Thankfully, I didn’t have to give public predictions on these two situations. But if I had to, not long ago I also would have said the bipartisan deal would collapse and Cuomo would stay in office until the bitter end.
But there is a lesson in those 30 minutes in which reality defied conventional wisdom: Everything is impossible until it isn’t.
» READ MORE: Here’s what Pa.’s and N.J.’s chunk of the $1 trillion infrastructure bill might buy
Some might take away from both the infrastructure vote and Cuomo’s resignation that good things will eventually happen. That’s wrong. The arc of the moral universal might bend toward justice, but only because there are people working extremely hard to bend it.
The lesson is that every fight is worth fighting.
Right now, America is in a fight for its form of democracy, which has existed for just over half a century.

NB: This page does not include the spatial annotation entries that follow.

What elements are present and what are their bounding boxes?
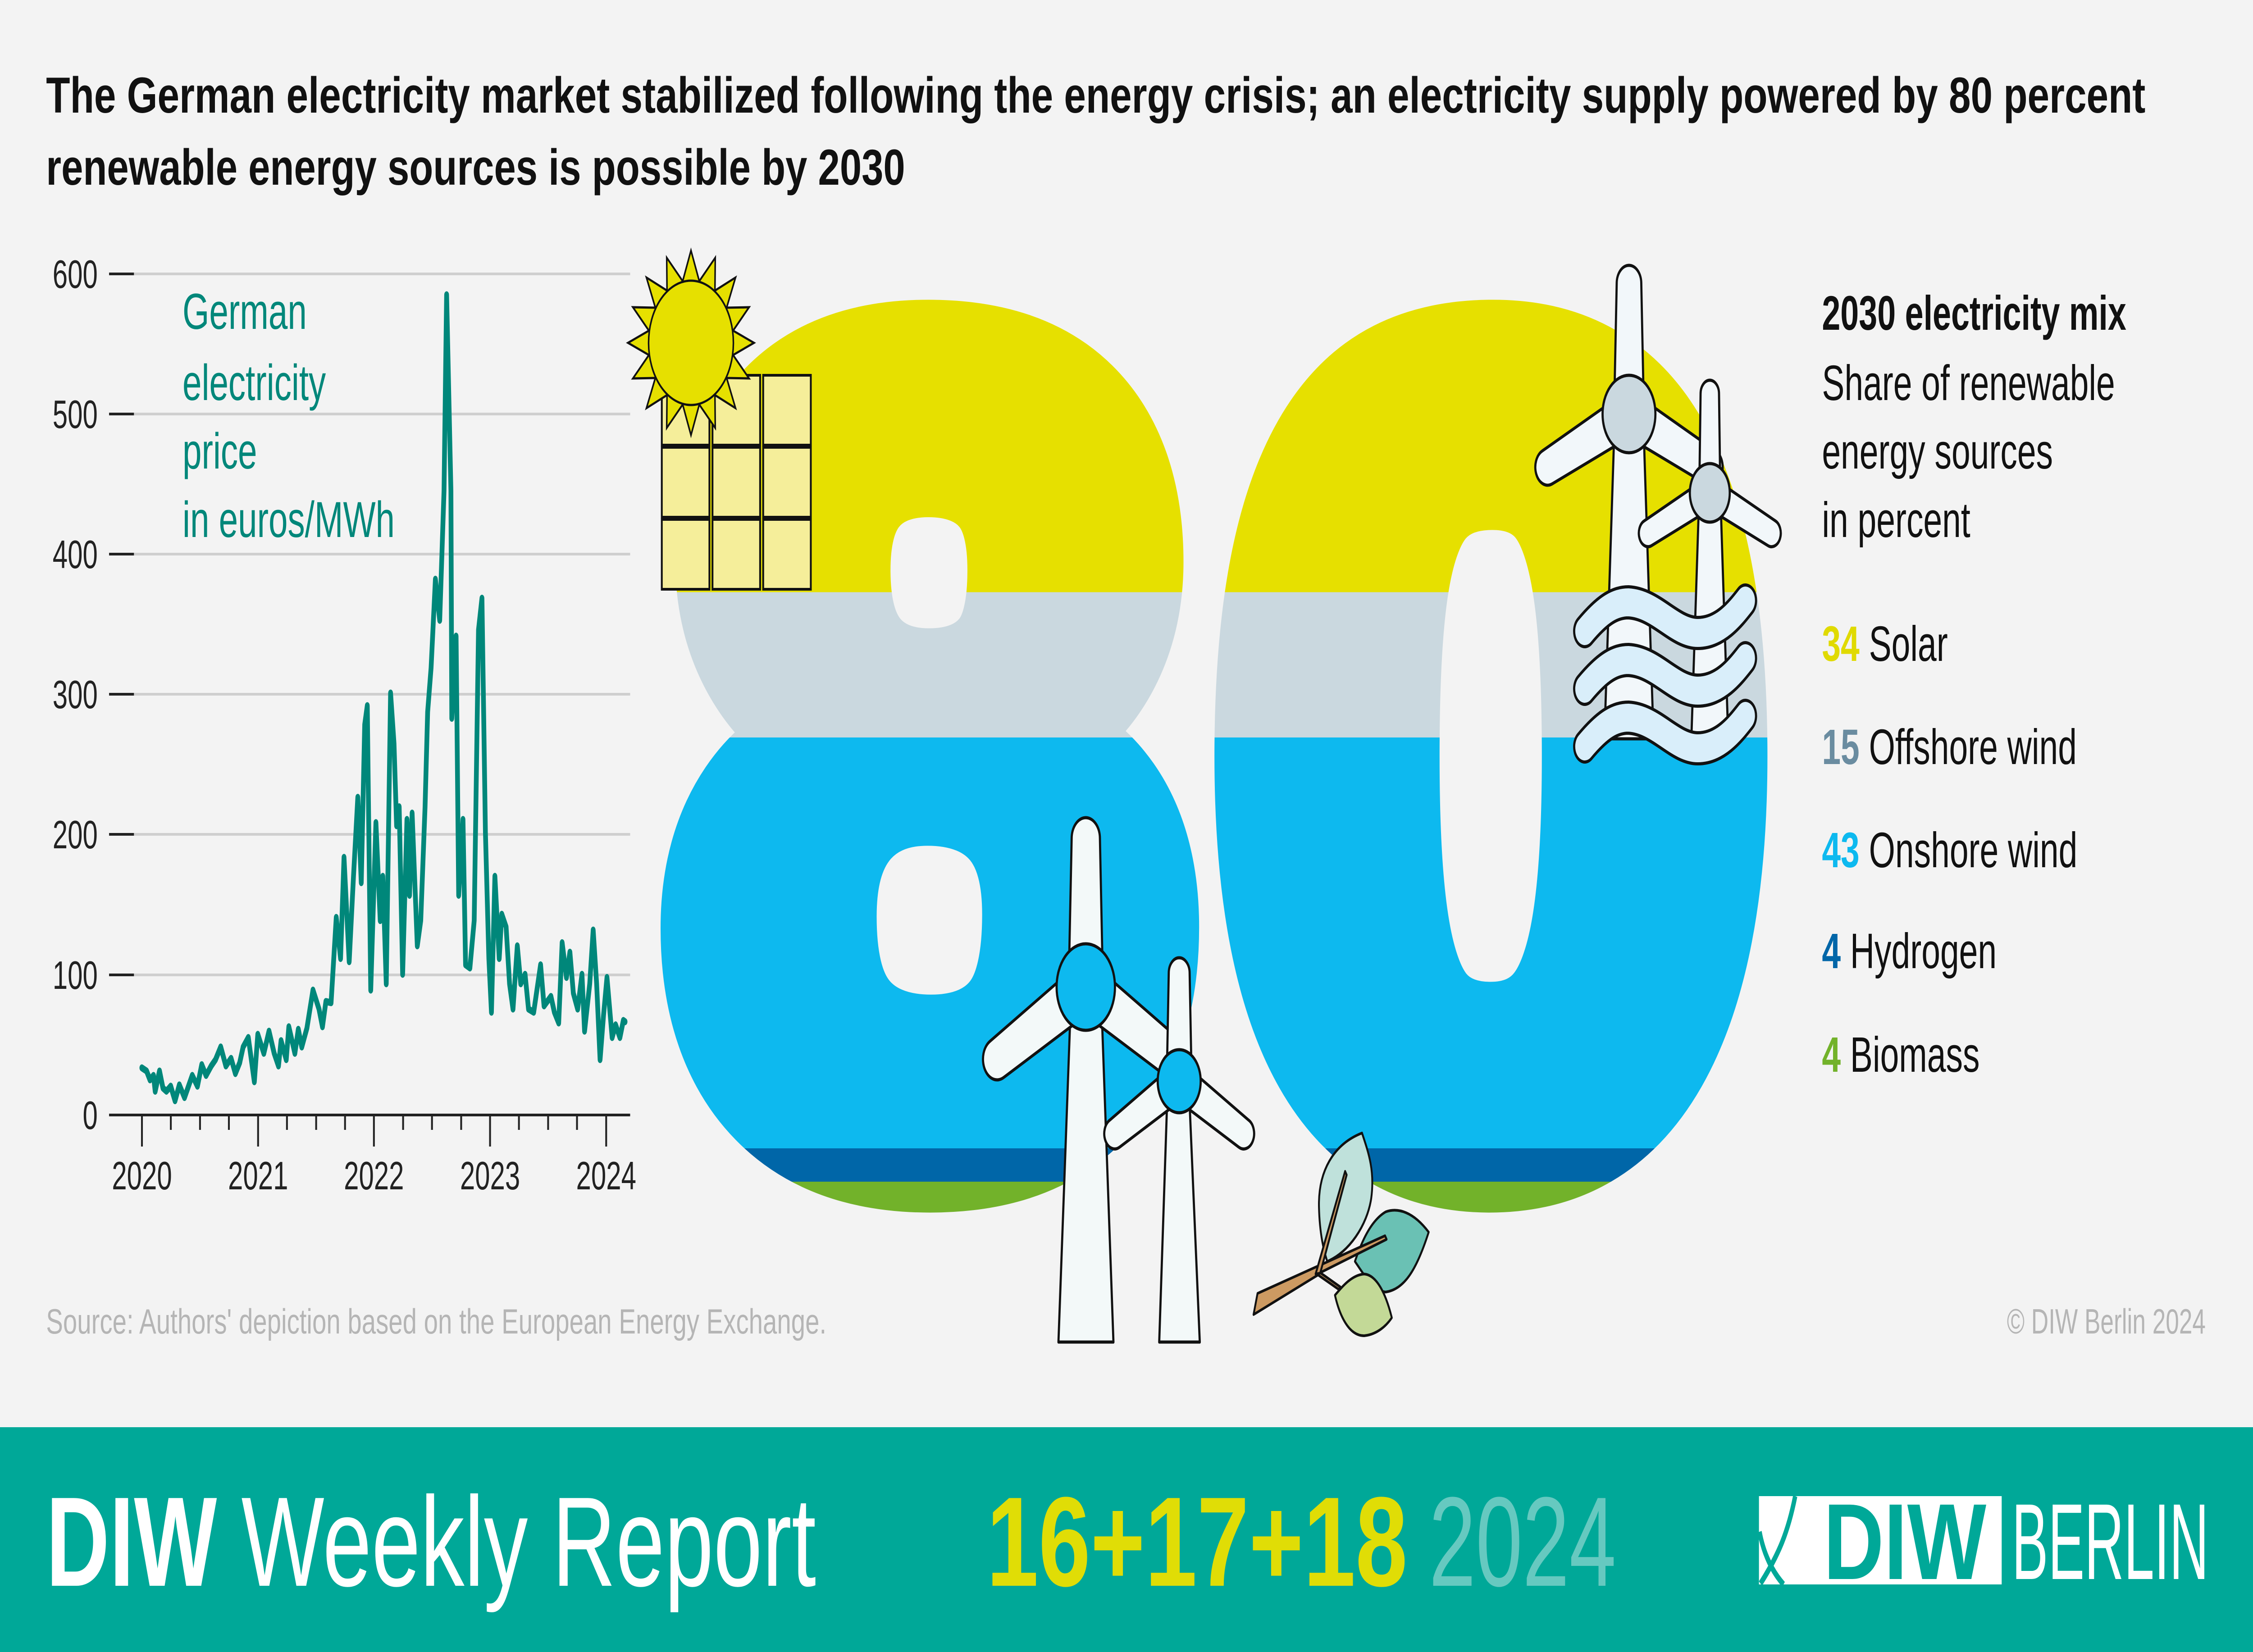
line chart: electricity price: 2020 (112, 1154, 172, 1198)
icon: onshore wind turbines (976, 818, 1259, 1342)
icon: waves (1585, 601, 1746, 748)
title: renewable energy sources is possible by 2030 (46, 140, 905, 196)
line chart: electricity price: 300 (53, 673, 98, 717)
source note: Source: Authors' depiction based on the European Energy Exchange. (46, 1302, 826, 1342)
footer title: DIW Weekly Report (46, 1471, 816, 1613)
icon: leaves (1254, 1133, 1429, 1336)
icon: sun (628, 250, 754, 435)
icon: offshore wind turbines (1530, 265, 1784, 739)
legend: 2030 electricity mix: 15 Offshore wind (1822, 719, 2077, 774)
icon: solar panel (662, 375, 811, 589)
line chart: electricity price: 500 (53, 392, 98, 437)
legend: 2030 electricity mix: energy sources (1822, 424, 2053, 479)
line chart: electricity price: 200 (53, 813, 98, 857)
issue number: 16+17+18 (986, 1471, 1408, 1613)
copyright: © DIW Berlin 2024 (2007, 1302, 2206, 1342)
line chart: electricity price: 2021 (228, 1154, 288, 1198)
big number 80: 0 (1222, 118, 1761, 1388)
line chart: electricity price: 400 (53, 532, 98, 577)
line chart: electricity price: 0 (82, 1093, 98, 1138)
legend: 2030 electricity mix: Share of renewable (1822, 355, 2115, 410)
footer band: 2024 (1429, 1471, 1616, 1613)
big number 80 (675, 118, 1761, 1388)
big number 80: 8 (675, 119, 1184, 1388)
legend: 2030 electricity mix: 4 Biomass (1822, 1027, 1979, 1082)
chart label: price (182, 423, 257, 480)
legend: 2030 electricity mix (1822, 286, 2126, 1082)
legend: 2030 electricity mix: 34 Solar (1822, 616, 1948, 671)
logo: DIW Berlin (1759, 1481, 2209, 1602)
line chart: electricity price: 2022 (344, 1154, 404, 1198)
chart label: in euros/MWh (182, 492, 395, 548)
line chart: electricity price (53, 252, 636, 1198)
line chart: electricity price: 100 (53, 953, 98, 997)
legend: 2030 electricity mix: 2030 electricity mix (1822, 286, 2126, 340)
line chart: electricity price: 2024 (576, 1154, 636, 1198)
line chart: electricity price: 2023 (460, 1154, 520, 1198)
title: The German electricity market stabilized following the energy crisis; an electricity supply powered by 80 percent (46, 68, 2145, 124)
legend: 2030 electricity mix: 4 Hydrogen (1822, 924, 1997, 978)
chart label: German (182, 284, 307, 340)
line chart: electricity price: 600 (53, 252, 98, 296)
legend: 2030 electricity mix: in percent (1822, 492, 1970, 547)
chart label: electricity (182, 355, 326, 411)
logo: DIW Berlin: DIW (1824, 1481, 1986, 1602)
legend: 2030 electricity mix: 43 Onshore wind (1822, 823, 2077, 878)
title (46, 68, 2145, 196)
footer band (0, 1427, 2253, 1652)
chart label (182, 284, 395, 548)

The For the People Act and the John Lewis Voting Rights Act, both critical pieces of legislation, are stalled. On the Republican side of the aisle, there is unity behind limiting rather than expanding American democracy. On the Democratic side, a few senators, namely Joe Manchin and Kyrsten Sinema, would rather preserve an archaic procedural rule, the filibuster, than protect the right to vote with a simple majority.
Again, the outcome seems forgone. A Slate headline: “Manchin and Sinema Won’t Change Their Minds.” A former Manchin adviser told the New Yorker, “I would bet a year of my salary that he would not agree to change the filibuster.”
Current and former aides of Cuomo made similar statements — until they were proven wrong.
What we learned through Tuesday’s surprise outcomes is that the only way to ensure that Manchin and Sinema won’t change their mind is to stop demanding it.
The political press and cable news panels tend to police the positions and tactics of activists and movements. “Experts” use conventional wisdom to determine what is and isn’t possible — and thus what is and isn’t worth fighting for. But conventional wisdom keeps getting rebuffed.
» READ MORE: Cori Bush’s eviction victory reminds Dem establishment why it can’t win without progressives | Will Bunch
On Aug. 3, after U.S. Rep. Cori Bush camped on the U.S. Capitol steps to protest the expiration of the CDC’s eviction moratorium, a St. Louis Post-Dispatch editorial headline read: “Cori Bush’s antics generate publicity, but they won’t change political reality.” The Biden White House renewed the moratorium later that day — and Senate Majority Leader Chuck Schumer told Bush afterward, “You did this.”
Whether it is finally rising to the moment on climate to enact a Green New Deal, getting every person health insurance through Medicare for All, or ending the Israeli occupation of Palestine, 30 minutes on Aug. 10, 2021, taught us that the fight is worth it even if conventional wisdom predicts the goal is out of reach.
Even the obvious is not a forgone conclusion in American politics (just ask Hillary Clinton). It’s time to listen less to the supposed wisdom of pundits, and more to those who chart a path to just, progressive outcomes.